Thursday, May 12, 2011

Spicy cucumber salad

My husband is a photographer and got it's own studio, behind our house. On thursdays the studio is open for public. So the dinner has to be quick and easy. No garlic of cours (because of the customers). Today I've planned nasi. A quick dish with rice and meat, but in my opinion there could be more vegetables on my table to go with that. The childeren are not very easy when I mention the word salad, but love a bowl with cucumber (which of course is all right to).
But I think it is a bit boring to ate just cucumber like that.
I do like cucumbers and therefore I made up a spicy cucumber salad. Because cucumbers contain a lot of liquid, I've split the cucumber and spooned the seeds out. 
We loved the salad, but the next time I make it I'm going to be carefull with the coriander.
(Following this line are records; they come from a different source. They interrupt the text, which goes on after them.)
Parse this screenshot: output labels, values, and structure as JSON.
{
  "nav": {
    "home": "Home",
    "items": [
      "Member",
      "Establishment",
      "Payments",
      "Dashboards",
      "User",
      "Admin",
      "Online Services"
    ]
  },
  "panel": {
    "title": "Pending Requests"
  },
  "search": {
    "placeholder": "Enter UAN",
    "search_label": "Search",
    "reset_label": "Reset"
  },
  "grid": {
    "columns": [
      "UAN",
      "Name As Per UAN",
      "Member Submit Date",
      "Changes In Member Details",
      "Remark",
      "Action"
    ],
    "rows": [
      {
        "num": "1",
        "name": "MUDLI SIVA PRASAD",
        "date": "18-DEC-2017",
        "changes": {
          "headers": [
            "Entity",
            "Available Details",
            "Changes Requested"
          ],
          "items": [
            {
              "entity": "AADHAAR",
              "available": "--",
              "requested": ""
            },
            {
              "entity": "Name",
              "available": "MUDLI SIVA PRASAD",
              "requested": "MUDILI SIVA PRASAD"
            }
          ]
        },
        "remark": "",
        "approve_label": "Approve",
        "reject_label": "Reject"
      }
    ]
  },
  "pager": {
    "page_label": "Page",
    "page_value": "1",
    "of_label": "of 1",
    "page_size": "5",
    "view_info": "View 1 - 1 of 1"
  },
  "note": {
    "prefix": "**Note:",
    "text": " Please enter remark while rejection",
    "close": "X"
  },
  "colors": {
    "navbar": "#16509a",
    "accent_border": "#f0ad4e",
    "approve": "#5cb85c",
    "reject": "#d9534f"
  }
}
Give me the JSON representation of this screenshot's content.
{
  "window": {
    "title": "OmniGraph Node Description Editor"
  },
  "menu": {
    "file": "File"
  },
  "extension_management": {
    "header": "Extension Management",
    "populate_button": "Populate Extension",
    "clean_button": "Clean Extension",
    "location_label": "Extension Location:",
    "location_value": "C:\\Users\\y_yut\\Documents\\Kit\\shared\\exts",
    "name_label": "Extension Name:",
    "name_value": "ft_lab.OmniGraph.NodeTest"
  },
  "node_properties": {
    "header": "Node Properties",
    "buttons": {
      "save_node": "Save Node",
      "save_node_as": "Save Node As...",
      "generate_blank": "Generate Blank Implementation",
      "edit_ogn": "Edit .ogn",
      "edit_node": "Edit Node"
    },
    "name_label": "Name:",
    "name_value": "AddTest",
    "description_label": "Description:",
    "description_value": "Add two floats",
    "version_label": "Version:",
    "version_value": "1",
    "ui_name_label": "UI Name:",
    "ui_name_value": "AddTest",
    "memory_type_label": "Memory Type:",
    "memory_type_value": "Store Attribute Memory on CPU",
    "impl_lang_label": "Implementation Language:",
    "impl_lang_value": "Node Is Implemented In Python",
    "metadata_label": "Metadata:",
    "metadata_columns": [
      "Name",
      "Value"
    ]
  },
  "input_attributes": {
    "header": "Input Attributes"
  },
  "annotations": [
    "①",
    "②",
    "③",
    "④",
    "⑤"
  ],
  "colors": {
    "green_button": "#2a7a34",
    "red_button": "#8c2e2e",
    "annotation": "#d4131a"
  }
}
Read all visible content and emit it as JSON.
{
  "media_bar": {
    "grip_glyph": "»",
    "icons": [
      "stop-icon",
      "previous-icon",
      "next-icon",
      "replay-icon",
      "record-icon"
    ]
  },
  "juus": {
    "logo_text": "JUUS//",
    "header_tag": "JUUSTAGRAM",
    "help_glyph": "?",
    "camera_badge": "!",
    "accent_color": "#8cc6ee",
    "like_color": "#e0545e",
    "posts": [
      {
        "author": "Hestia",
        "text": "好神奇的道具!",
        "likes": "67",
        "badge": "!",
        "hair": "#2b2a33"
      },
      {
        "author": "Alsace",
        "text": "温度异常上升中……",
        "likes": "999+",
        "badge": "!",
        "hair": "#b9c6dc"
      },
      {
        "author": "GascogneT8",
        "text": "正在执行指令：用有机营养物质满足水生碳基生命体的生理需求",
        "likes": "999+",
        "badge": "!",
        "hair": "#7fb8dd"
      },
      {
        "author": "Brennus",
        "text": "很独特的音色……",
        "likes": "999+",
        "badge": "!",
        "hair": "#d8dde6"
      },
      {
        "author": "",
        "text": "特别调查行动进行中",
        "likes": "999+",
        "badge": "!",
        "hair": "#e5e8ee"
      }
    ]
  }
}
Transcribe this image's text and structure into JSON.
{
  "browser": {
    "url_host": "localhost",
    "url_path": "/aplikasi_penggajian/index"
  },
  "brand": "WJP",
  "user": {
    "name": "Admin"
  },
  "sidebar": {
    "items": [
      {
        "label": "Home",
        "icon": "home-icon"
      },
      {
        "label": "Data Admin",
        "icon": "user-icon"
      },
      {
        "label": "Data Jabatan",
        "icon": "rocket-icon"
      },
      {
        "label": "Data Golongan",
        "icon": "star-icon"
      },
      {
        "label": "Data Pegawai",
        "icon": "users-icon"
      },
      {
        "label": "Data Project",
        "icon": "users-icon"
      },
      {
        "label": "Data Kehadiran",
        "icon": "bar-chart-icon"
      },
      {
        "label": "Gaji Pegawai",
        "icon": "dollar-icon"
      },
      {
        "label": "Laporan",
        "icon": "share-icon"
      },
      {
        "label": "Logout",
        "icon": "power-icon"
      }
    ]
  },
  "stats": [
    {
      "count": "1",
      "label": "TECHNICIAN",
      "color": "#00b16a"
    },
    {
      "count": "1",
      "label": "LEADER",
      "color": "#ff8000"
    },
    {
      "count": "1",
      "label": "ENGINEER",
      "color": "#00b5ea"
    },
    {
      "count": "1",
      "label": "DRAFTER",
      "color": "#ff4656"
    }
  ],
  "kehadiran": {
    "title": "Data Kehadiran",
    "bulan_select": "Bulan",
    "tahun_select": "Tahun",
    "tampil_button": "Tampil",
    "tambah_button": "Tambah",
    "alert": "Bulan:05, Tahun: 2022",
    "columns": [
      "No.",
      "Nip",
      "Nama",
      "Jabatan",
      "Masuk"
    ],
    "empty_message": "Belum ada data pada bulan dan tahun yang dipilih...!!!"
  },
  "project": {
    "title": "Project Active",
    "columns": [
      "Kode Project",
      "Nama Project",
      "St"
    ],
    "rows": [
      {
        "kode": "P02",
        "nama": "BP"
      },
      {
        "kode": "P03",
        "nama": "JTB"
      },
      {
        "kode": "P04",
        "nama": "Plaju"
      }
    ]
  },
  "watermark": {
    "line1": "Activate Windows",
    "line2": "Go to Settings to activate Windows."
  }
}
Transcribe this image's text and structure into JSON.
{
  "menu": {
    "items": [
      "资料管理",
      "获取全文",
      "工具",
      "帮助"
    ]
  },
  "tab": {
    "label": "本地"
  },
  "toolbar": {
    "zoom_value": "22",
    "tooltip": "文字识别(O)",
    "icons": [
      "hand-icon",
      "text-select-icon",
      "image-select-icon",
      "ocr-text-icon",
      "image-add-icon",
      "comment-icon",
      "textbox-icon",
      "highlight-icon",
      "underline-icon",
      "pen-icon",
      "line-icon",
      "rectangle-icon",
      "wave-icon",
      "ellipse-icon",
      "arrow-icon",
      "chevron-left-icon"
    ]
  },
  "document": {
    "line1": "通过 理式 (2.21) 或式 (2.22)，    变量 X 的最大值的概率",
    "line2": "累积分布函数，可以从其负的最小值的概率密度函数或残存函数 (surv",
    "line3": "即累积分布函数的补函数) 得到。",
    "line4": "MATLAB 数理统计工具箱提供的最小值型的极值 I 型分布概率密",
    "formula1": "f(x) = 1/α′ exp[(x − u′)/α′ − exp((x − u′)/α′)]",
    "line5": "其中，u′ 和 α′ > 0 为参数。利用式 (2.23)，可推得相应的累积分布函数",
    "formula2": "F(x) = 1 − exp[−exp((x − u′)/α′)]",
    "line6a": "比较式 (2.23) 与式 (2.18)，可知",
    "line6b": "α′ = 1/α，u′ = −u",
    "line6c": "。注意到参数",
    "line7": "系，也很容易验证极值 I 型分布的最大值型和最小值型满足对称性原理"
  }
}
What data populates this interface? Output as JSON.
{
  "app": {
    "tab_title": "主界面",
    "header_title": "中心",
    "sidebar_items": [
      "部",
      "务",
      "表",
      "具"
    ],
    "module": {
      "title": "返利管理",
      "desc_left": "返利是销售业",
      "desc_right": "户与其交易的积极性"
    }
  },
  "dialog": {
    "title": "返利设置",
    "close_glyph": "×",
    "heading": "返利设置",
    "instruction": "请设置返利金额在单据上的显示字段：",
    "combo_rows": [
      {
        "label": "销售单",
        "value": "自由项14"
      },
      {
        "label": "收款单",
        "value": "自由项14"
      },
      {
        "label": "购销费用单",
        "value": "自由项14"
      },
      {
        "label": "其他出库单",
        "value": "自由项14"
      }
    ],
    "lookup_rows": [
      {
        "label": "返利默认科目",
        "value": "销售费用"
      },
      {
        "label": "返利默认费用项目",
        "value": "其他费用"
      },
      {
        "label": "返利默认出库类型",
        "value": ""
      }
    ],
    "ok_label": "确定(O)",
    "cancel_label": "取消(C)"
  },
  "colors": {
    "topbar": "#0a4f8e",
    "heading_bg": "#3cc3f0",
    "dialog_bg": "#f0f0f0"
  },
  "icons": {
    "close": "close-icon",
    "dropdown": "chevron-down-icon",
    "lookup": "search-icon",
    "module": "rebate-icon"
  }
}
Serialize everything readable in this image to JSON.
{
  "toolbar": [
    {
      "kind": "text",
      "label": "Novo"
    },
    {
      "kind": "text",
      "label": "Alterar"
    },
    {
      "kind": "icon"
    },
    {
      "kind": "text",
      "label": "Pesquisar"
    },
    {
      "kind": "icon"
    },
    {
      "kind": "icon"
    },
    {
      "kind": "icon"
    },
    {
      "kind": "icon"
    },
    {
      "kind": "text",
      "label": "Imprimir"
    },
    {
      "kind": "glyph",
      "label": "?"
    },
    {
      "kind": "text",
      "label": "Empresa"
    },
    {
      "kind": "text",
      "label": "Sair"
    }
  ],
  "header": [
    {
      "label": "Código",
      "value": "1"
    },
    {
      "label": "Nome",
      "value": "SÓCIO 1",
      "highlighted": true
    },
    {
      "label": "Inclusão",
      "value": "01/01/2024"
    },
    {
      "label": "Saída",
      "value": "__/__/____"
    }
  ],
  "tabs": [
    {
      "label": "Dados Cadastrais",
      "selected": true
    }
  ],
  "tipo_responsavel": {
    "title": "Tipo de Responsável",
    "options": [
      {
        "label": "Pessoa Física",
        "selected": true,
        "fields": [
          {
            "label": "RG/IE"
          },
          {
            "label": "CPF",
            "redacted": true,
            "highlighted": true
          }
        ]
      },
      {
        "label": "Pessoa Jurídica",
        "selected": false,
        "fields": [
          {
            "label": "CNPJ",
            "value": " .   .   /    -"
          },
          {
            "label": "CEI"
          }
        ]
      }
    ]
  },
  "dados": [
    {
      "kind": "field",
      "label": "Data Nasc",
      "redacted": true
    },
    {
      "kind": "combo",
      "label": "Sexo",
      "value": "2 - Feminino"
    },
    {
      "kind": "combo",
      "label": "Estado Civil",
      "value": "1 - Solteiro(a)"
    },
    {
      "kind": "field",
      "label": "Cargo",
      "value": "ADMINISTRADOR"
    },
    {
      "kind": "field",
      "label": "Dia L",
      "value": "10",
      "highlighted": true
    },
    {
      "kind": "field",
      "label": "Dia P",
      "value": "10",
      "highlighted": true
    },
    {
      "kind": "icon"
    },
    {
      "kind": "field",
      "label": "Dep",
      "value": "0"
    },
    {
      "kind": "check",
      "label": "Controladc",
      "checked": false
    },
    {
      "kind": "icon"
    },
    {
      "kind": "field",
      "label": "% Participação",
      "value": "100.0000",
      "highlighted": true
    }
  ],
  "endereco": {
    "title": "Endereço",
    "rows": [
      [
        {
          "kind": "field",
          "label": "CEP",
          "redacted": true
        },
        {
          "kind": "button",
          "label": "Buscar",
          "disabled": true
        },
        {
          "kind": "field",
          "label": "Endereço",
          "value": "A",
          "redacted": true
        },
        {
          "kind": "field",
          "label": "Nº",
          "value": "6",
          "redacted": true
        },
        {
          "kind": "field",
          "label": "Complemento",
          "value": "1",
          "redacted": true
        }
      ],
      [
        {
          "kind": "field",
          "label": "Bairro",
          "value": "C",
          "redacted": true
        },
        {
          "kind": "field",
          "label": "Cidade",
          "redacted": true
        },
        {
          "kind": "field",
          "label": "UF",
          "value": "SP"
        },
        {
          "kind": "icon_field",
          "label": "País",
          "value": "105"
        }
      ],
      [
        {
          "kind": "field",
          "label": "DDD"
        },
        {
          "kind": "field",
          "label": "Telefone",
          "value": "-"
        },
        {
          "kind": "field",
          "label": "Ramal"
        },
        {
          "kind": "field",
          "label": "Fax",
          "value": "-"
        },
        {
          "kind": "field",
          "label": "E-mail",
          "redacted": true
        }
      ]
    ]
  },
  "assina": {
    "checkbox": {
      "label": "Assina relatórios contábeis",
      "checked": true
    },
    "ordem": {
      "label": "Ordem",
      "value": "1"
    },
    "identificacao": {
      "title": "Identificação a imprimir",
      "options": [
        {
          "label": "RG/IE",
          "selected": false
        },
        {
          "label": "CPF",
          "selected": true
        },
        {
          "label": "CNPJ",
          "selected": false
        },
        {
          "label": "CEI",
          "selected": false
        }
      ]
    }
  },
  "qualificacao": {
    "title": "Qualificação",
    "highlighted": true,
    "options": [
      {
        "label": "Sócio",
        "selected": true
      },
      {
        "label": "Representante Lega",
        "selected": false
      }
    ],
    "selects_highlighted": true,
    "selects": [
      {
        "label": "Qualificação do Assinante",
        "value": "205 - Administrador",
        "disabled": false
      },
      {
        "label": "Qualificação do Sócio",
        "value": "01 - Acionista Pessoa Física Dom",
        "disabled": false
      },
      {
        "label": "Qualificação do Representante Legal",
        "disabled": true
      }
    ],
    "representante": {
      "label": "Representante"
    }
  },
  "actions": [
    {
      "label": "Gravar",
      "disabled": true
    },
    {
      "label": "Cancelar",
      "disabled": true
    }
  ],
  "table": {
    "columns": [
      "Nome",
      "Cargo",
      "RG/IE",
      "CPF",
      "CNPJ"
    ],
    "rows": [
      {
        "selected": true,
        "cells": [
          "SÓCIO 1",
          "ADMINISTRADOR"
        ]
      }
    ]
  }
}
It's got a very specific taste, which makes it a predominant flavor

- 2 cucumbers
- small bunch of coriander;
- 1 peper, unseeded and chopped;
- 1/2 cup (75 gram) unsalted cashewnuts, chopped;

- 1 tablespoon chinese wine vinegar;
- 1 tablespoon olive oil;
- 2 teaspoons brown sugar;
- 1 red onion, chopped.

Split the cucumbers and spoon the seeds out. Cut in half moons which are about 0,2 inch (0.5 cm) thick.
Mix in another bowl the oil, sugar and chinese wine vinagar. Keep stiring until the sugar is dissolved.
Pour the oil/vinegar mixture on the cucumber. Add the peper and the onion. Mix the salad very well and put it in the refrigerator for at least an hour to optimize the flavours.

Just before serving dinner add the cashewnuts and the coriander leaves to the salad.Serve immediately to keep everytbing fresh.